How-To Modify The V6 & V8 Throttle Body This modifying procedure is for the 5.2 and 5.9 V8 and the 3.9 V6 TB''s. With a little time and effort, you can increase the performance of your engine by going from THIS. TO THIS!
These are the tools I recommend you have on hand before starting this project. -Hand Drill -Bench Vise -Hack Saw -Ro-Lock 36 Grit Sanding Disc -Dremel Tool w/cutting Disc -Spray Lube -T20 Torx Bit -T25 Torx Bit -Cutter Tool (Northern Tool) -100 Grit Flap Wheel -150 Grit Flap Wheel -240 Grit Flap Wheel -13/64th Drill Bit -8" Flat File -Points File -4mm Tap -Four (4) 4mm x 6mm screws -1/4-20 Flat Bottom Tap
Clamp the TB in the vise as shown and using the hack saw, begin removing ONLY the airhorns as shown in the pic. Use caution when clamping the TB in the vise applying enough pressure to hold it but not enough to crack the side of the TB because it can happen. Using the 36 grit sanding disc, begin smoothing the remaining parts of the air horns and also smooth out any hack saw marks.
Using the 13/64th drill bit, drill out the factory plug that covers the linkage adjusting screw.
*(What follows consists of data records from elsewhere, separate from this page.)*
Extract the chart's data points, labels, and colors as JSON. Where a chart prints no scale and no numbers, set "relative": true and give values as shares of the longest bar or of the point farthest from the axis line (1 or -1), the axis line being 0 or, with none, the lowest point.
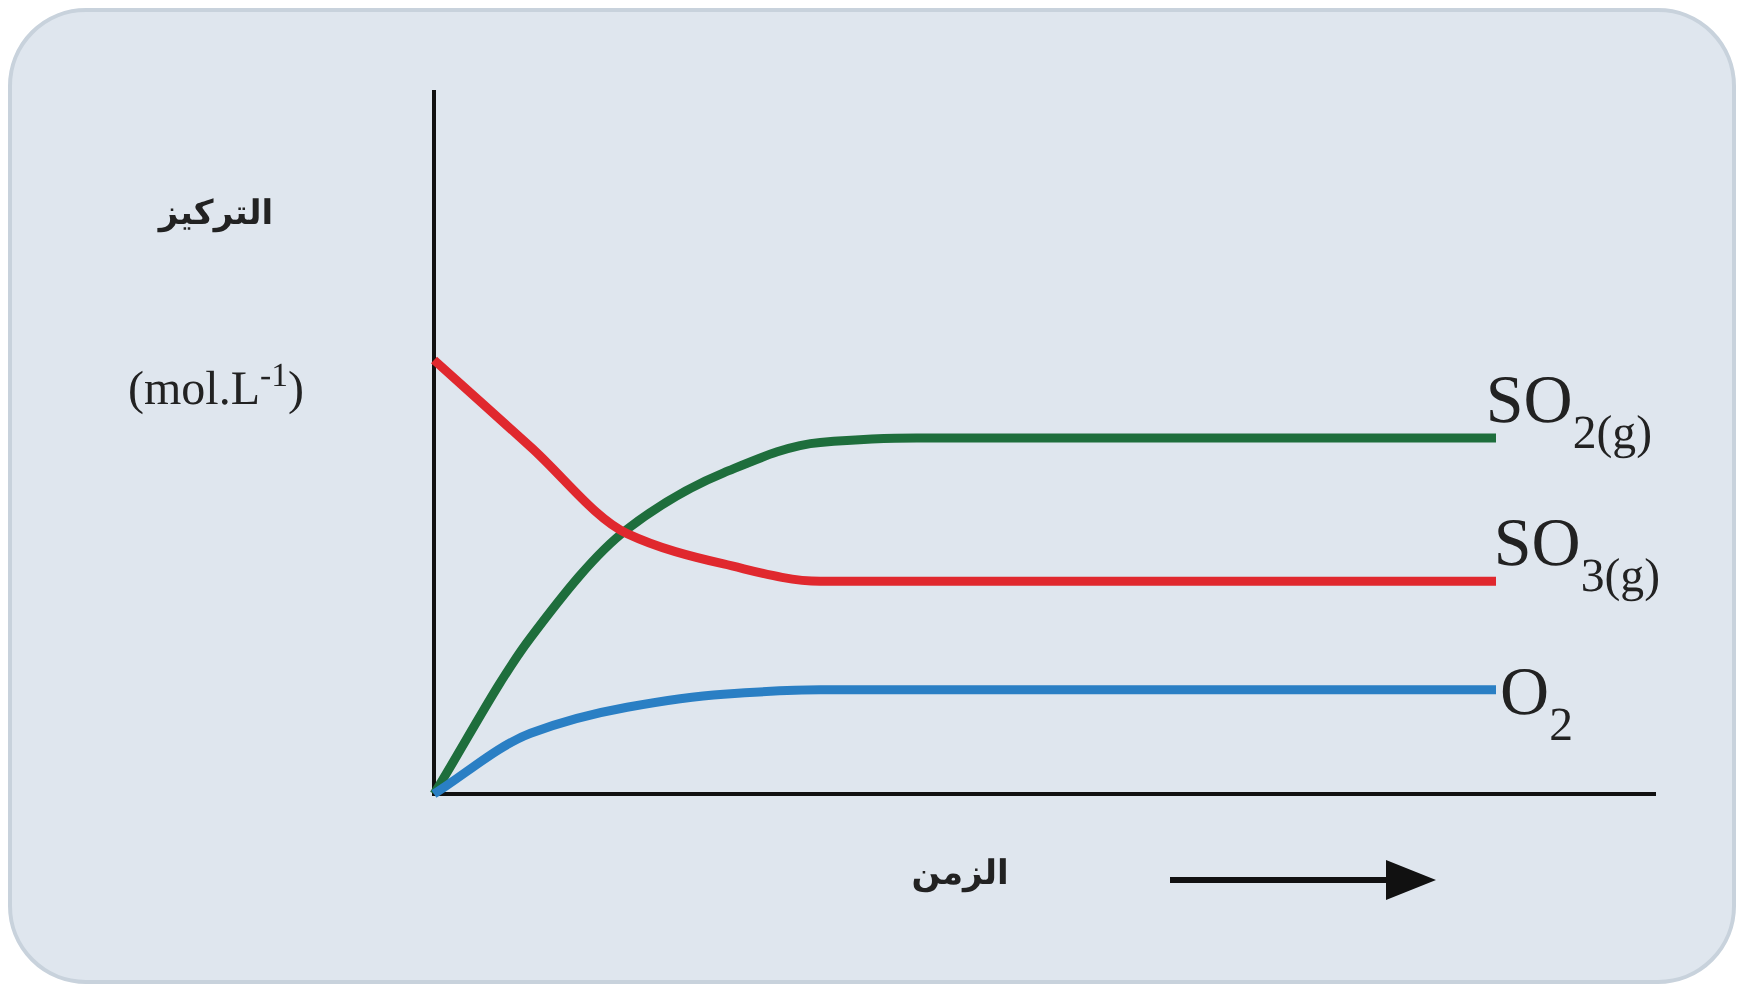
{
  "chart_data": {
    "type": "line",
    "relative": true,
    "xlabel": "الزمن",
    "ylabel": "التركيز (mol.L$^{-1}$)",
    "categories": [
      null,
      null,
      null,
      null,
      null,
      null,
      null,
      null,
      null,
      null,
      null,
      null
    ],
    "series": [
      {
        "name": "SO$_{2(g)}$",
        "color": "#1e6e3c",
        "values": [
          0,
          0.36,
          0.61,
          0.74,
          0.81,
          0.82,
          0.82,
          0.82,
          0.82,
          0.82,
          0.82,
          0.82
        ]
      },
      {
        "name": "SO$_{3(g)}$",
        "color": "#e0282e",
        "values": [
          1,
          0.8,
          0.6,
          0.53,
          0.49,
          0.49,
          0.49,
          0.49,
          0.49,
          0.49,
          0.49,
          0.49
        ]
      },
      {
        "name": "O$_{2}$",
        "color": "#2a7fc4",
        "values": [
          0,
          0.14,
          0.2,
          0.23,
          0.24,
          0.24,
          0.24,
          0.24,
          0.24,
          0.24,
          0.24,
          0.24
        ]
      }
    ]
  }
}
Using the dremel tool with the flat cutting disc, grind down the threaded end of the screws holding the blades in the throttle shaft. DO NOT attempt to remove these screws without doing this because the threaded ends are braded and the WILL twist off inside the throttle shaft and then there will be no way to remove the blade. Remove the four 4mm screws using a T20 torx bit paying very close attention to exactly how the blades are inserted in the throttle shaft because they WILL have to go back in EXACTLY the same way.
Using the 8" flat file and rotating the throttle shaft, file down any burrs that may be on the throttle shaft. Otherwise, the shaft will become stuck in the throttle shaft bearing when removing it from the TB.
Clamp the TB back in the bench vise and begin removing and tapering the top of the bores back to the TB mounting holes. This will be a rough cut only and will be smoothed up latter on in the process.
Using the 4mm tap, chase the threads in the throttle shaft to remove any messed up threads caused by removing the screws and use the flat file to smooth the shaft.
After you have throughly cleaned the TB, especially the IAC port, you have the option to leave the TB casing unpainted...
...or you can paint it using any color high heat rattle can paint you desire. If you do decide to paint it, be sure to stuff something inside the IAC port to keep out the paint. I use a twisted up piece of steel wool but any type of paper or rag will work. You don't have to be to worried about any over spray on the top and bottom of the TB casing because you'll sand all that off later. Using the 24 grit flap wheel, very lightly sand both sides of the throttle blades and throttle spring. This will come in handy later on in the process if you decide to mirror polish the blades.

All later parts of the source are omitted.